We were out canoing down streets and up to flooded houses until one in the morning. The water wasn't moving very fast, but it was nasty. Fumes from diesel and heating oil slicks made me dizzy, but that wasn't as bad as the ooze from flooded septic systems and outhouses. I was very, very thankful for hip-waders and gloves. I didn't get many good pictures - I only took the small digital camera, and what with the rain-cloud gloom and our continuing distance from solstice, they didn't come out very well. Besides, I was spending most of my energy trying to avoid downed trees and submerged cars with canoes, and determine which gaps in the trees were driveways that needed to be explored.

For the most part, the raised foundations made to avoid melting permafrost kept houses from being ruined. Power was still on, and in most of the houses that were still occupied folks were watching cable TV and seemed unconcerned about the water inches below their floorboards. Yards told a different story, however, as we navigated submerged cars, flooded workshops and floating freezers full of a summer's catch of salmon heading out towards the Yukon.

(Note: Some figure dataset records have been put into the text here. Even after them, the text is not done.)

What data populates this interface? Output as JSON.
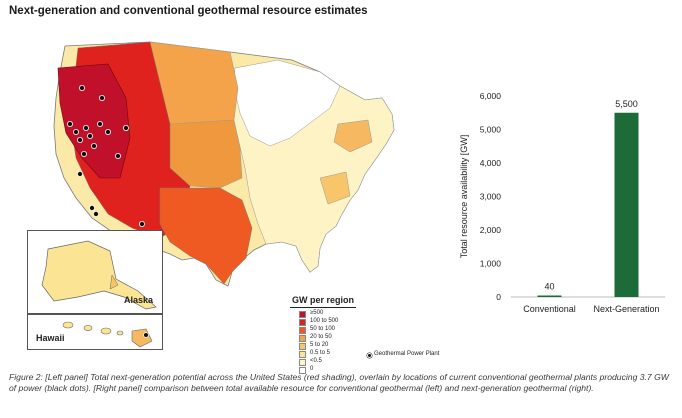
{
  "title": "Next-generation and conventional geothermal resource estimates",
  "map": {
    "insets": [
      {
        "label": "Alaska"
      },
      {
        "label": "Hawaii"
      }
    ],
    "legend": {
      "title": "GW per region",
      "items": [
        {
          "label": "≥500",
          "color": "#c0102a"
        },
        {
          "label": "100 to 500",
          "color": "#e0221e"
        },
        {
          "label": "50 to 100",
          "color": "#ee5a21"
        },
        {
          "label": "20 to 50",
          "color": "#f4a34a"
        },
        {
          "label": "5 to 20",
          "color": "#f8c56a"
        },
        {
          "label": "0.5 to 5",
          "color": "#fbe594"
        },
        {
          "label": "<0.5",
          "color": "#fdf6cf"
        },
        {
          "label": "0",
          "color": "#ffffff"
        }
      ],
      "plant_label": "Geothermal Power Plant"
    }
  },
  "chart_data": {
    "type": "bar",
    "categories": [
      "Conventional",
      "Next-Generation"
    ],
    "values": [
      40,
      5500
    ],
    "data_labels": [
      "40",
      "5,500"
    ],
    "ylabel": "Total resource availability [GW]",
    "ylim": [
      0,
      6000
    ],
    "yticks": [
      0,
      1000,
      2000,
      3000,
      4000,
      5000,
      6000
    ],
    "ytick_labels": [
      "0",
      "1,000",
      "2,000",
      "3,000",
      "4,000",
      "5,000",
      "6,000"
    ],
    "bar_color": "#1e6b3a",
    "grid": false
  },
  "caption": "Figure 2: [Left panel] Total next-generation potential across the United States (red shading), overlain by locations of current conventional geothermal plants producing 3.7 GW of power (black dots). [Right panel] comparison between total available resource for conventional geothermal (left) and next-generation geothermal (right)."
}
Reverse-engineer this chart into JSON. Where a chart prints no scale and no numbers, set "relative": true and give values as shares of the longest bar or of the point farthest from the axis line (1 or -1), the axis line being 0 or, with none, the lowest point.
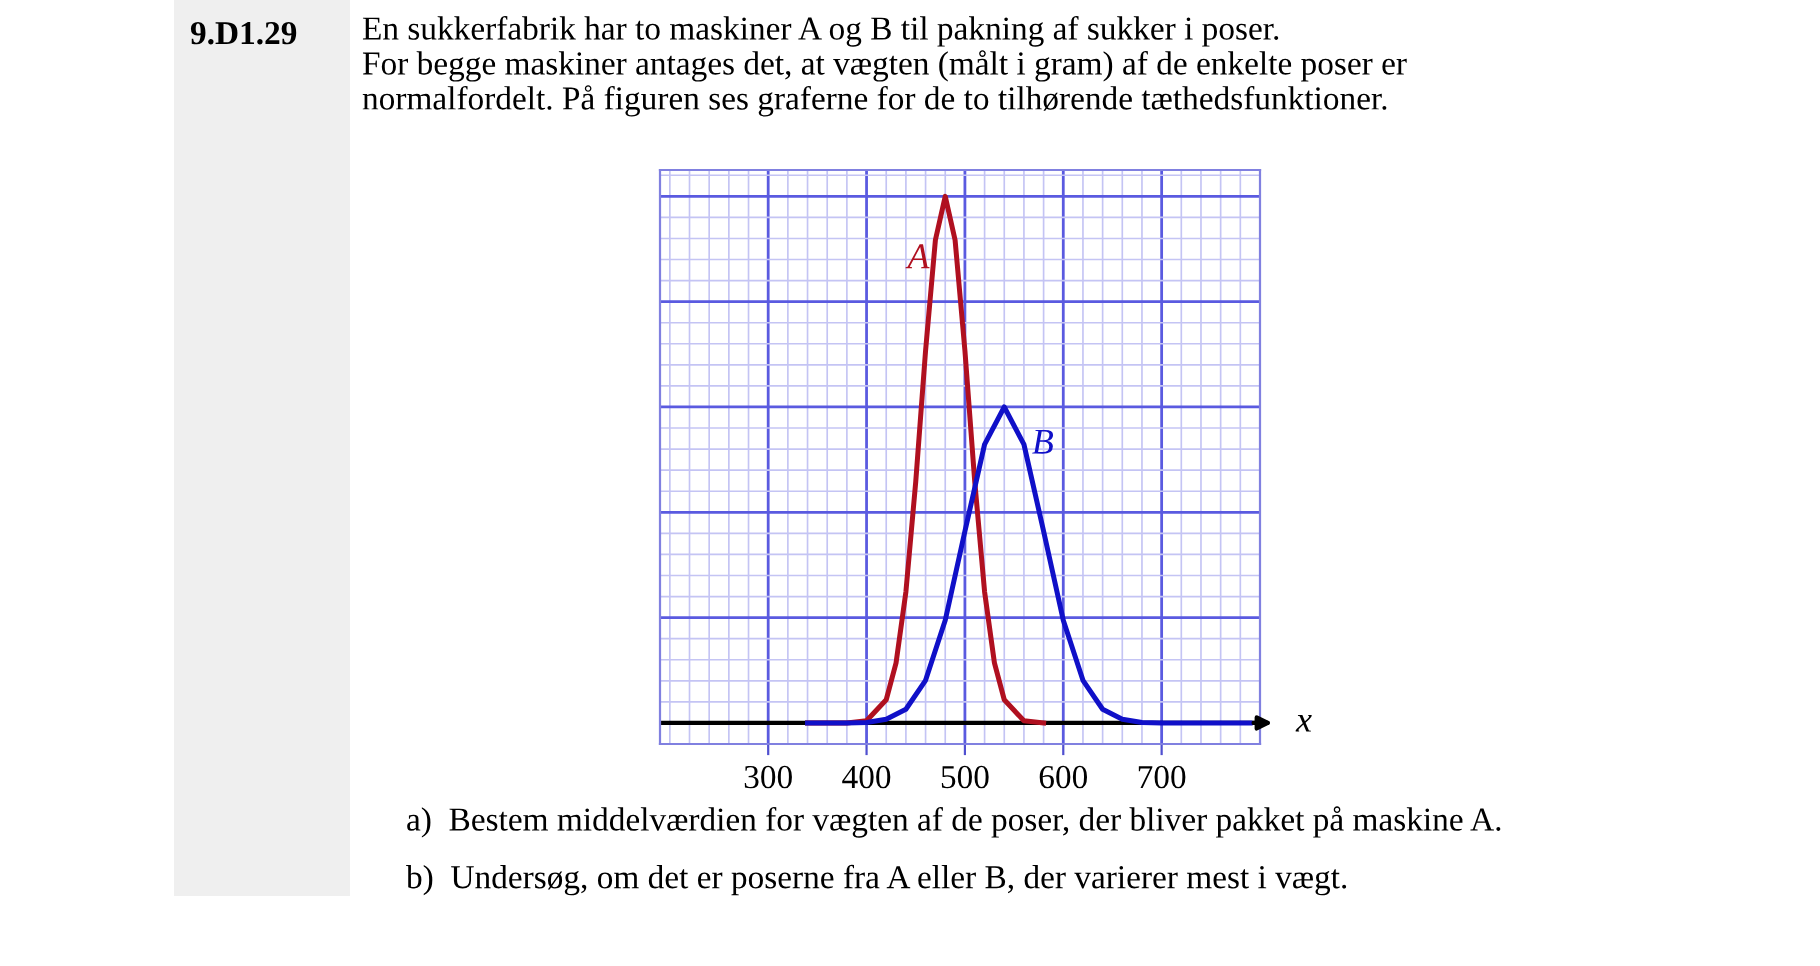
{
  "chart_data": {
    "type": "line",
    "title": "9.D1.29",
    "subtitle": "En sukkerfabrik har to maskiner A og B til pakning af sukker i poser.\nFor begge maskiner antages det, at vægten (målt i gram) af de enkelte poser er\nnormalfordelt. På figuren ses graferne for de to tilhørende tæthedsfunktioner.",
    "xlabel": "x",
    "annotations": [
      "a)  Bestem middelværdien for vægten af de poser, der bliver pakket på maskine A.",
      "b)  Undersøg, om det er poserne fra A eller B, der varierer mest i vægt."
    ],
    "relative": true,
    "xlim": [
      190,
      800
    ],
    "xticks": [
      {
        "value": 200,
        "label": null
      },
      {
        "value": 220,
        "label": null
      },
      {
        "value": 240,
        "label": null
      },
      {
        "value": 260,
        "label": null
      },
      {
        "value": 280,
        "label": null
      },
      300,
      {
        "value": 320,
        "label": null
      },
      {
        "value": 340,
        "label": null
      },
      {
        "value": 360,
        "label": null
      },
      {
        "value": 380,
        "label": null
      },
      400,
      {
        "value": 420,
        "label": null
      },
      {
        "value": 440,
        "label": null
      },
      {
        "value": 460,
        "label": null
      },
      {
        "value": 480,
        "label": null
      },
      500,
      {
        "value": 520,
        "label": null
      },
      {
        "value": 540,
        "label": null
      },
      {
        "value": 560,
        "label": null
      },
      {
        "value": 580,
        "label": null
      },
      600,
      {
        "value": 620,
        "label": null
      },
      {
        "value": 640,
        "label": null
      },
      {
        "value": 660,
        "label": null
      },
      {
        "value": 680,
        "label": null
      },
      700,
      {
        "value": 720,
        "label": null
      },
      {
        "value": 740,
        "label": null
      },
      {
        "value": 760,
        "label": null
      },
      {
        "value": 780,
        "label": null
      },
      {
        "value": 800,
        "label": null
      }
    ],
    "tick_labels": "x",
    "grid": true,
    "legend": false,
    "marker": "none",
    "line_style": "solid",
    "series": [
      {
        "name": "A",
        "color": "#b01020",
        "x": [
          340,
          380,
          400,
          420,
          430,
          440,
          450,
          460,
          470,
          480,
          490,
          500,
          510,
          520,
          530,
          540,
          560,
          580
        ],
        "values": [
          0,
          0,
          0.004,
          0.044,
          0.114,
          0.249,
          0.458,
          0.707,
          0.917,
          1,
          0.917,
          0.707,
          0.458,
          0.249,
          0.114,
          0.044,
          0.004,
          0
        ]
      },
      {
        "name": "B",
        "color": "#1010c8",
        "x": [
          340,
          380,
          400,
          420,
          440,
          460,
          480,
          500,
          520,
          540,
          560,
          580,
          600,
          620,
          640,
          660,
          680,
          700,
          790
        ],
        "values": [
          0,
          0,
          0.001,
          0.007,
          0.026,
          0.081,
          0.195,
          0.364,
          0.529,
          0.6,
          0.529,
          0.364,
          0.195,
          0.081,
          0.026,
          0.007,
          0.001,
          0,
          0
        ]
      }
    ]
  }
}
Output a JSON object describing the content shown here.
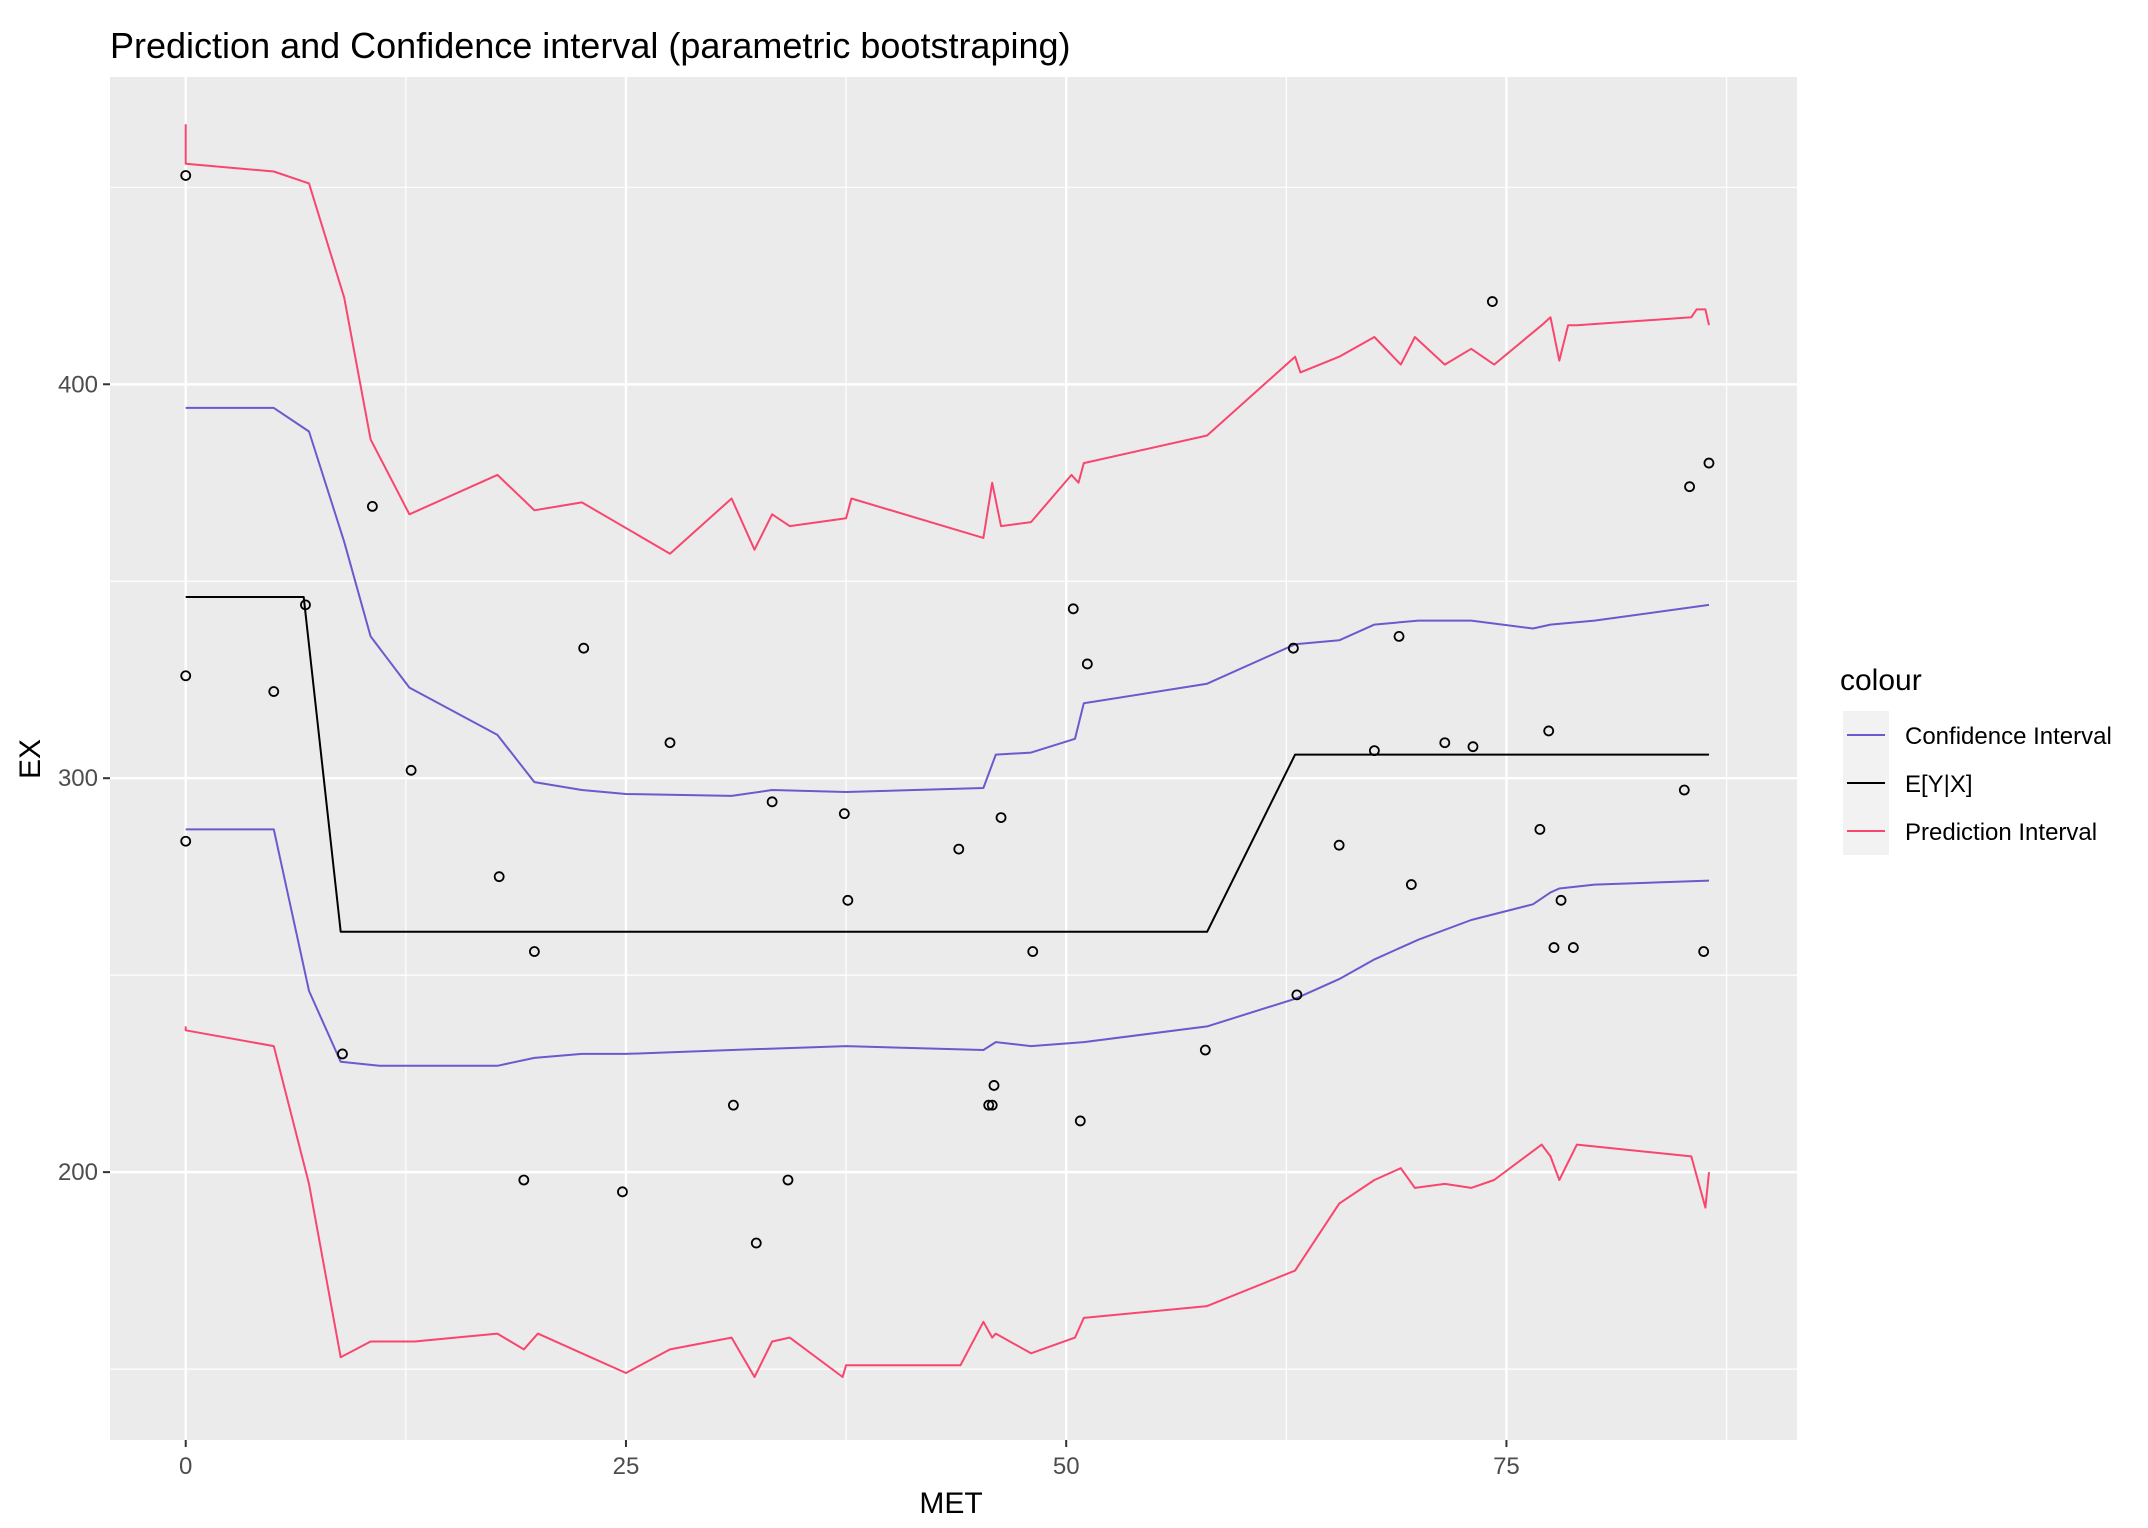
{
  "chart_data": {
    "type": "line",
    "title": "Prediction and Confidence interval (parametric bootstraping)",
    "xlabel": "MET",
    "ylabel": "EX",
    "xlim": [
      -4.3,
      91.5
    ],
    "ylim": [
      132,
      478
    ],
    "x_ticks": [
      0,
      25,
      50,
      75
    ],
    "y_ticks": [
      200,
      300,
      400
    ],
    "y_minor_ticks": [
      150,
      250,
      350,
      450
    ],
    "x_minor_ticks": [
      12.5,
      37.5,
      62.5,
      87.5
    ],
    "grid": true,
    "panel_background": "#EBEBEB",
    "grid_color": "#FFFFFF",
    "legend": {
      "title": "colour",
      "position": "right",
      "entries": [
        {
          "label": "Confidence Interval",
          "color": "#6A5ACD"
        },
        {
          "label": "E[Y|X]",
          "color": "#000000"
        },
        {
          "label": "Prediction Interval",
          "color": "#F8466E"
        }
      ]
    },
    "series": [
      {
        "key": "pi_upper",
        "legend_index": 2,
        "color": "#F8466E",
        "x": [
          0,
          0,
          5,
          7,
          9,
          10.5,
          12.7,
          17.7,
          19.8,
          22.5,
          27.5,
          31,
          32.3,
          33.3,
          34.3,
          37.5,
          37.8,
          45.3,
          45.8,
          46.3,
          48,
          50.3,
          50.7,
          51,
          58,
          63,
          63.3,
          65.5,
          67.5,
          69,
          69.8,
          71.5,
          73,
          74.3,
          77,
          77.5,
          78,
          78.5,
          79,
          85.5,
          85.8,
          86.3,
          86.5
        ],
        "y": [
          466,
          456,
          454,
          451,
          422,
          386,
          367,
          377,
          368,
          370,
          357,
          371,
          358,
          367,
          364,
          366,
          371,
          361,
          375,
          364,
          365,
          377,
          375,
          380,
          387,
          407,
          403,
          407,
          412,
          405,
          412,
          405,
          409,
          405,
          415,
          417,
          406,
          415,
          415,
          417,
          419,
          419,
          415
        ]
      },
      {
        "key": "ci_upper",
        "legend_index": 0,
        "color": "#6A5ACD",
        "x": [
          0,
          5,
          7,
          9,
          10.5,
          12.7,
          17.7,
          19.8,
          22.5,
          25,
          31,
          33.3,
          37.5,
          45.3,
          46,
          48,
          50.5,
          51,
          58,
          63,
          65.5,
          67.5,
          70,
          73,
          76.5,
          77.5,
          80,
          86.5
        ],
        "y": [
          394,
          394,
          388,
          360,
          336,
          323,
          311,
          299,
          297,
          296,
          295.5,
          297,
          296.5,
          297.5,
          306,
          306.5,
          310,
          319,
          324,
          334,
          335,
          339,
          340,
          340,
          338,
          339,
          340,
          344
        ]
      },
      {
        "key": "mean",
        "legend_index": 1,
        "color": "#000000",
        "x": [
          0,
          6.7,
          8.8,
          58,
          63,
          86.5
        ],
        "y": [
          346,
          346,
          261,
          261,
          306,
          306
        ]
      },
      {
        "key": "ci_lower",
        "legend_index": 0,
        "color": "#6A5ACD",
        "x": [
          0,
          5,
          7,
          8.8,
          11,
          17.7,
          19.8,
          22.5,
          25,
          31,
          37.5,
          45.3,
          46,
          48,
          51,
          58,
          63,
          65.5,
          67.5,
          70,
          73,
          76.5,
          77.5,
          78,
          80,
          86.5
        ],
        "y": [
          287,
          287,
          246,
          228,
          227,
          227,
          229,
          230,
          230,
          231,
          232,
          231,
          233,
          232,
          233,
          237,
          244,
          249,
          254,
          259,
          264,
          268,
          271,
          272,
          273,
          274
        ]
      },
      {
        "key": "pi_lower",
        "legend_index": 2,
        "color": "#F8466E",
        "x": [
          0,
          0,
          5,
          7,
          8.8,
          10.5,
          13,
          17.7,
          19.2,
          20,
          22.5,
          25,
          27.5,
          31,
          32.3,
          33.3,
          34.3,
          37.3,
          37.5,
          44,
          45.3,
          45.8,
          46,
          48,
          50.5,
          51,
          58,
          63,
          65.5,
          67.5,
          69,
          69.8,
          71.5,
          73,
          74.3,
          77,
          77.5,
          78,
          79,
          85.5,
          86.3,
          86.5
        ],
        "y": [
          237,
          236,
          232,
          197,
          153,
          157,
          157,
          159,
          155,
          159,
          154,
          149,
          155,
          158,
          148,
          157,
          158,
          148,
          151,
          151,
          162,
          158,
          159,
          154,
          158,
          163,
          166,
          175,
          192,
          198,
          201,
          196,
          197,
          196,
          198,
          207,
          204,
          198,
          207,
          204,
          191,
          200
        ]
      }
    ],
    "points": {
      "x": [
        0,
        0,
        0,
        5,
        6.8,
        8.9,
        10.6,
        12.8,
        17.8,
        19.2,
        19.8,
        22.6,
        24.8,
        27.5,
        31.1,
        32.4,
        33.3,
        34.2,
        37.4,
        37.6,
        43.9,
        45.6,
        45.8,
        45.9,
        46.3,
        48.1,
        50.4,
        50.8,
        51.2,
        57.9,
        62.9,
        63.1,
        65.5,
        67.5,
        68.9,
        69.6,
        71.5,
        73.1,
        74.2,
        76.9,
        77.4,
        77.7,
        78.1,
        78.8,
        85.1,
        85.4,
        86.2,
        86.5
      ],
      "y": [
        453,
        326,
        284,
        322,
        344,
        230,
        369,
        302,
        275,
        198,
        256,
        333,
        195,
        309,
        217,
        182,
        294,
        198,
        291,
        269,
        282,
        217,
        217,
        222,
        290,
        256,
        343,
        213,
        329,
        231,
        333,
        245,
        283,
        307,
        336,
        273,
        309,
        308,
        421,
        287,
        312,
        257,
        269,
        257,
        297,
        374,
        256,
        380
      ]
    }
  }
}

[lt. gelvin attempting contact from our canoe]


[flooded rv & cars]

We found a few elderly folks who had survived the great flood of '67 and were pretty nonchalant about ruined gardens and yards full of river silt. Almost everyone had a canoe tied up to their porch railings, plenty of fresh water and food. Some had even managed to get cars out to higher ground before the water came up, and had been canoing out to work every day. It was, over all, a pretty mellow disaster.

I'm headed down to Valdez to help a friend move. I'll be back to post more journals from the fire on Wednesday.